Według dziennikarki TVN rolnicy są "największymi beneficjentami wejścia Polski do Unii Europejskiej". - Mają KRUS, mają dotacje unijne i o co teraz chodzi? - pytała.

Rolnicy nie zamierzają przerwać protestu, do momentu spełnienia przez ministra rolnictwa wszystkich postulatów. Jak stwierdził w TOK FM lider rolniczego OPZZ Sławomir Izdebski, protestu nie będzie, jeśli min. Marek Sawicki zagwarantuje "7 mln zł dla rolników, którzy stracili swoje uprawy przez dziki, do tego zwrot kwot mlecznych i podpisanie porozumienia w sprawie trzody chlewnej".

Czysta polityka

Zdaniem dr Anny Materskiej-Sosnowskiej Izdebski nie jest wiarygodny. - Dla mnie to, co robi, ma kontekst polityczny - powiedziała. Przewodniczący rolniczego OPZZ ma już na koncie sukcesy polityczne. Przypomnijmy, w 2001 roku został senatorem. Startował z listy Samoobrony, której działaczem był od końca lat 90. XX wieku.

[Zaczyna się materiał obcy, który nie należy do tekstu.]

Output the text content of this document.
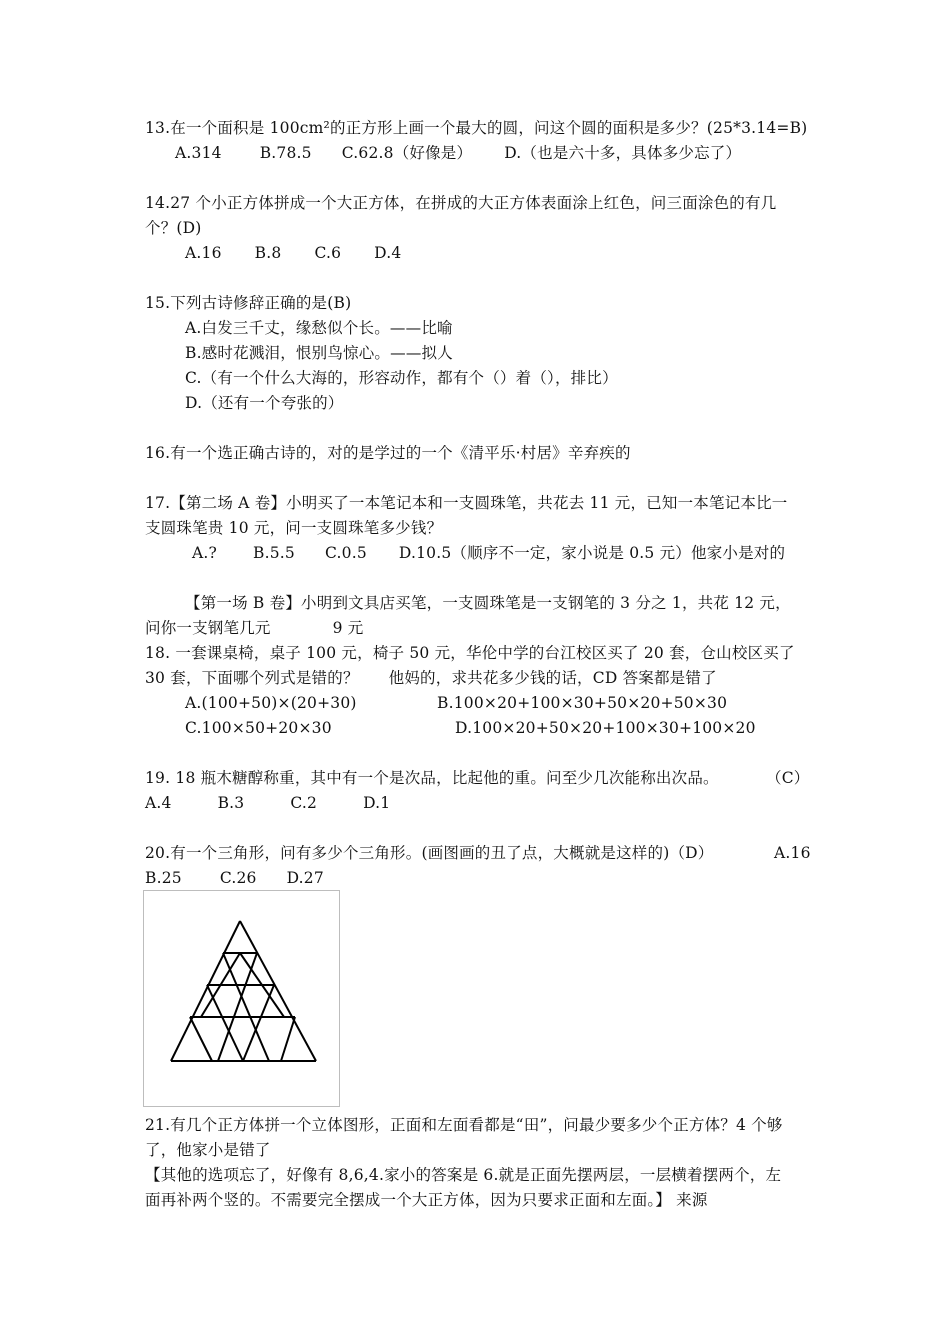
13.在一个面积是 100cm²的正方形上画一个最大的圆，问这个圆的面积是多少？(25*3.14=B)
A.314 B.78.5 C.62.8（好像是） D.（也是六十多，具体多少忘了）
14.27 个小正方体拼成一个大正方体，在拼成的大正方体表面涂上红色，问三面涂色的有几
个？(D)
A.16 B.8 C.6 D.4
15.下列古诗修辞正确的是(B)
A.白发三千丈，缘愁似个长。——比喻
B.感时花溅泪，恨别鸟惊心。——拟人
C.（有一个什么大海的，形容动作，都有个（）着（），排比）
D.（还有一个夸张的）
16.有一个选正确古诗的，对的是学过的一个《清平乐·村居》辛弃疾的
17.【第二场 A 卷】小明买了一本笔记本和一支圆珠笔，共花去 11 元，已知一本笔记本比一
支圆珠笔贵 10 元，问一支圆珠笔多少钱？
A.? B.5.5 C.0.5 D.10.5（顺序不一定，家小说是 0.5 元）他家小是对的
【第一场 B 卷】小明到文具店买笔，一支圆珠笔是一支钢笔的 3 分之 1，共花 12 元，
问你一支钢笔几元	9 元
18. 一套课桌椅，桌子 100 元，椅子 50 元，华伦中学的台江校区买了 20 套，仓山校区买了
30 套，下面哪个列式是错的？ 他妈的，求共花多少钱的话，CD 答案都是错了
A.(100+50)×(20+30)	B.100×20+100×30+50×20+50×30
C.100×50+20×30	D.100×20+50×20+100×30+100×20
19. 18 瓶木糖醇称重，其中有一个是次品，比起他的重。问至少几次能称出次品。	（C）
A.4	B.3	C.2	D.1
20.有一个三角形，问有多少个三角形。(画图画的丑了点，大概就是这样的)（D）	A.16
B.25 C.26 D.27
21.有几个正方体拼一个立体图形，正面和左面看都是“田”，问最少要多少个正方体？4 个够
了，他家小是错了
【其他的选项忘了，好像有 8,6,4.家小的答案是 6.就是正面先摆两层，一层横着摆两个，左
面再补两个竖的。不需要完全摆成一个大正方体，因为只要求正面和左面。】 来源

Argumentów politolożce dostarczył m.in. reportaż telewizji TVN24 o liderze rolniczego protestu. - Pokazano, jaki ma skup zboża, węgla. Mówi, że solidaryzuje się z rolnikami, a sam importuje zboże... Mówi, że solidaryzuje się z górnikami, a kupuje i sprzedaje rosyjski węgiel... Dla mnie ten człowiek nie jest wiarygodny.

Według dr Materskiej-Sosnowskiej wystarczy porównać zdjęcia z pierwszych blokad organizowanych przez Samoobronę z ostatnimi protestami, żeby zobaczyć, jak wiele zmieniło się w polskim rolnictwie przez ostatnie kilkanaście lat. - Widać jak rolnictwo poszło do przodu. Na zdjęciach widać m.in. bardzo ładne traktory - zauważyła.

Rozmowy liderów rolniczego protestu z ministrem rolnictwa mają zacząć się o 14.